Four former heads of Friends of the Earth issued a last-ditch plea to prime minister David Cameron not to sign off on new nuclear until the risks have been publicly reviewed.
With an investment agreement imminent for EDF’s proposed Hinkley Point C plant, they said the plans expose the economy to “exceptional levels of risk”. The project cleared another hurdle today as the Environment Agency approved its environmental permits.
The letter from Jonathon Porritt, Tom Burke, Tony Juniper and Charles Secrett followed one a year ago setting out concerns about the deal, of which they said nine out of 10 had materialised.
The four correctly predicted that Centrica would pull out of the new nuclear partnership and warned that EDF would adopt an aggressive bargaining position.
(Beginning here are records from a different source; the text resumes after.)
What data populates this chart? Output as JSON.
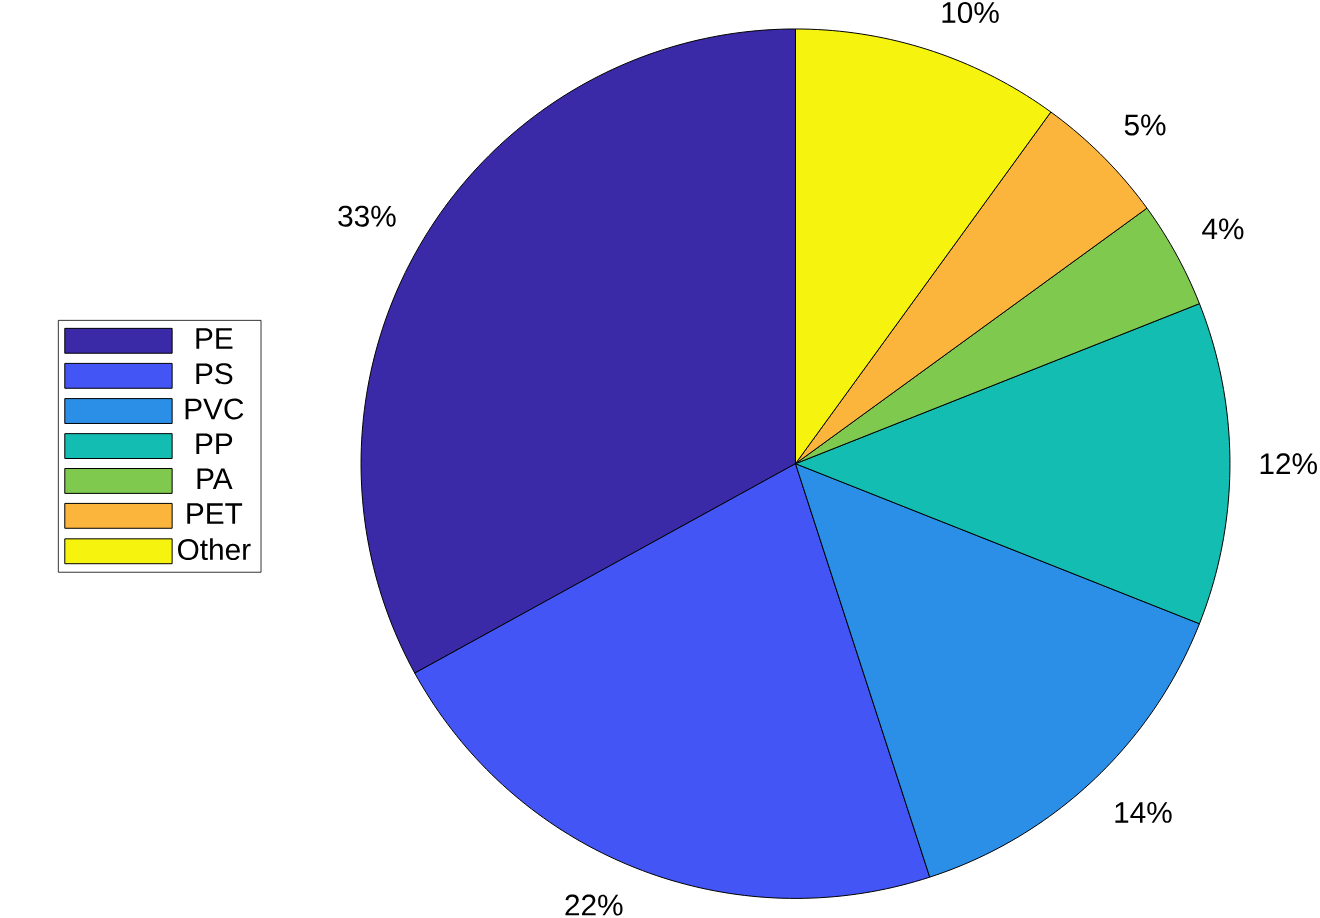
{
  "chart_data": {
    "type": "pie",
    "categories": [
      "PE",
      "PS",
      "PVC",
      "PP",
      "PA",
      "PET",
      "Other"
    ],
    "values": [
      33,
      22,
      14,
      12,
      4,
      5,
      10
    ],
    "value_labels": [
      "33%",
      "22%",
      "14%",
      "12%",
      "4%",
      "5%",
      "10%"
    ],
    "colors": [
      "#3b2aa8",
      "#4355f5",
      "#2b8fe8",
      "#14bdb1",
      "#7ec94e",
      "#fbb43c",
      "#f6f40f"
    ],
    "legend": "left"
  }
}
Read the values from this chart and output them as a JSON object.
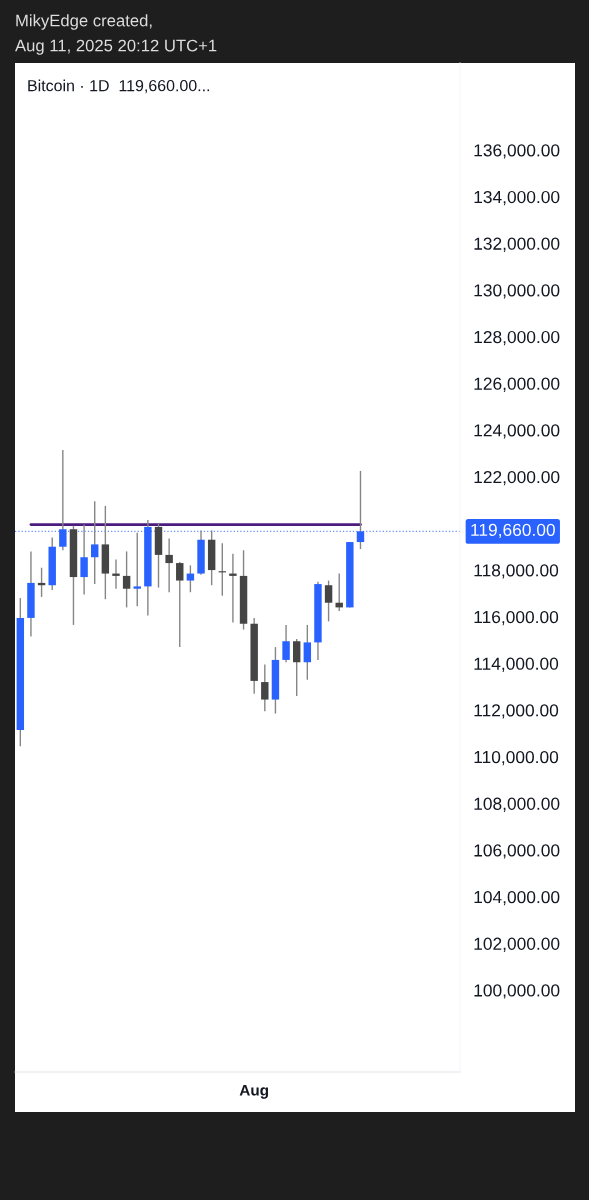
{
  "chart_data": {
    "type": "candlestick",
    "title": "Bitcoin · 1D  119,660.00...",
    "annotations": [
      "MikyEdge created,",
      "Aug 11, 2025 20:12 UTC+1"
    ],
    "categories": [
      null,
      null,
      null,
      null,
      null,
      null,
      null,
      null,
      null,
      null,
      null,
      null,
      null,
      null,
      null,
      null,
      null,
      null,
      null,
      null,
      null,
      null,
      "Aug",
      null,
      null,
      null,
      null,
      null,
      null,
      null,
      null,
      null,
      null
    ],
    "ohlc": [
      [
        111150,
        116800,
        110450,
        115950
      ],
      [
        115950,
        118800,
        115150,
        117450
      ],
      [
        117450,
        118100,
        116850,
        117350
      ],
      [
        117350,
        119400,
        117150,
        119000
      ],
      [
        119000,
        123150,
        118850,
        119750
      ],
      [
        119750,
        119900,
        115650,
        117700
      ],
      [
        117700,
        119950,
        116950,
        118550
      ],
      [
        118550,
        120950,
        117400,
        119100
      ],
      [
        119100,
        120750,
        116750,
        117850
      ],
      [
        117850,
        118450,
        117200,
        117750
      ],
      [
        117750,
        118800,
        116400,
        117200
      ],
      [
        117200,
        119600,
        116450,
        117300
      ],
      [
        117300,
        120150,
        116050,
        119850
      ],
      [
        119850,
        120000,
        117250,
        118650
      ],
      [
        118650,
        119350,
        117050,
        118300
      ],
      [
        118300,
        118350,
        114700,
        117550
      ],
      [
        117550,
        118200,
        117050,
        117850
      ],
      [
        117850,
        119700,
        117800,
        119300
      ],
      [
        119300,
        119700,
        117350,
        118000
      ],
      [
        117950,
        119150,
        116900,
        117900
      ],
      [
        117850,
        118700,
        115750,
        117750
      ],
      [
        117750,
        118850,
        115450,
        115700
      ],
      [
        115700,
        115950,
        112700,
        113250
      ],
      [
        113200,
        113950,
        111950,
        112450
      ],
      [
        112450,
        114700,
        111850,
        114150
      ],
      [
        114150,
        115650,
        114050,
        114950
      ],
      [
        114950,
        115050,
        112600,
        114050
      ],
      [
        114050,
        115650,
        113300,
        114900
      ],
      [
        114900,
        117500,
        114150,
        117400
      ],
      [
        117350,
        117550,
        115800,
        116600
      ],
      [
        116600,
        117850,
        116250,
        116400
      ],
      [
        116400,
        119200,
        116400,
        119200
      ],
      [
        119200,
        122250,
        118900,
        119660
      ]
    ],
    "colors": [
      "#2962ff",
      "#2962ff",
      "#454545",
      "#2962ff",
      "#2962ff",
      "#454545",
      "#2962ff",
      "#2962ff",
      "#454545",
      "#454545",
      "#454545",
      "#2962ff",
      "#2962ff",
      "#454545",
      "#454545",
      "#454545",
      "#2962ff",
      "#2962ff",
      "#454545",
      "#454545",
      "#454545",
      "#454545",
      "#454545",
      "#454545",
      "#2962ff",
      "#2962ff",
      "#454545",
      "#2962ff",
      "#2962ff",
      "#454545",
      "#454545",
      "#2962ff",
      "#2962ff"
    ],
    "series": [
      {
        "type": "line",
        "values": [
          null,
          119950,
          119950,
          119950,
          119950,
          119950,
          119950,
          119950,
          119950,
          119950,
          119950,
          119950,
          119950,
          119950,
          119950,
          119950,
          119950,
          119950,
          119950,
          119950,
          119950,
          119950,
          119950,
          119950,
          119950,
          119950,
          119950,
          119950,
          119950,
          119950,
          119950,
          119950,
          119950
        ],
        "color": "#4b1c7d"
      }
    ],
    "ref_lines": [
      {
        "axis": "y",
        "value": 119660,
        "label": "119,660.00",
        "color": "#2962ff",
        "line_style": "dotted"
      }
    ],
    "ylim": [
      96490,
      139730
    ],
    "yticks": [
      {
        "value": 100000,
        "label": "100,000.00"
      },
      {
        "value": 102000,
        "label": "102,000.00"
      },
      {
        "value": 104000,
        "label": "104,000.00"
      },
      {
        "value": 106000,
        "label": "106,000.00"
      },
      {
        "value": 108000,
        "label": "108,000.00"
      },
      {
        "value": 110000,
        "label": "110,000.00"
      },
      {
        "value": 112000,
        "label": "112,000.00"
      },
      {
        "value": 114000,
        "label": "114,000.00"
      },
      {
        "value": 116000,
        "label": "116,000.00"
      },
      {
        "value": 118000,
        "label": "118,000.00"
      },
      {
        "value": 122000,
        "label": "122,000.00"
      },
      {
        "value": 124000,
        "label": "124,000.00"
      },
      {
        "value": 126000,
        "label": "126,000.00"
      },
      {
        "value": 128000,
        "label": "128,000.00"
      },
      {
        "value": 130000,
        "label": "130,000.00"
      },
      {
        "value": 132000,
        "label": "132,000.00"
      },
      {
        "value": 134000,
        "label": "134,000.00"
      },
      {
        "value": 136000,
        "label": "136,000.00"
      }
    ],
    "grid": false,
    "legend": false
  }
}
They said recent reports EDF would require a guaranteed power price of close to £100/MWh for between 30 and 40 years implied a bill for British customers of up to £50 billion over the deal’s lifetime.
If shale gas or improved renewables technology succeed in cutting power prices, the subsidy to EDF will increase, they warned. “There are inevitably doubts about whether a commitment now to expenditure of this magnitude for so long on a single project represents good value for money.”
The Department of Energy and Climate Change should publish a comprehensive risk register, they said, which should be scrutinised by the Public Accounts Committee before any deal is signed.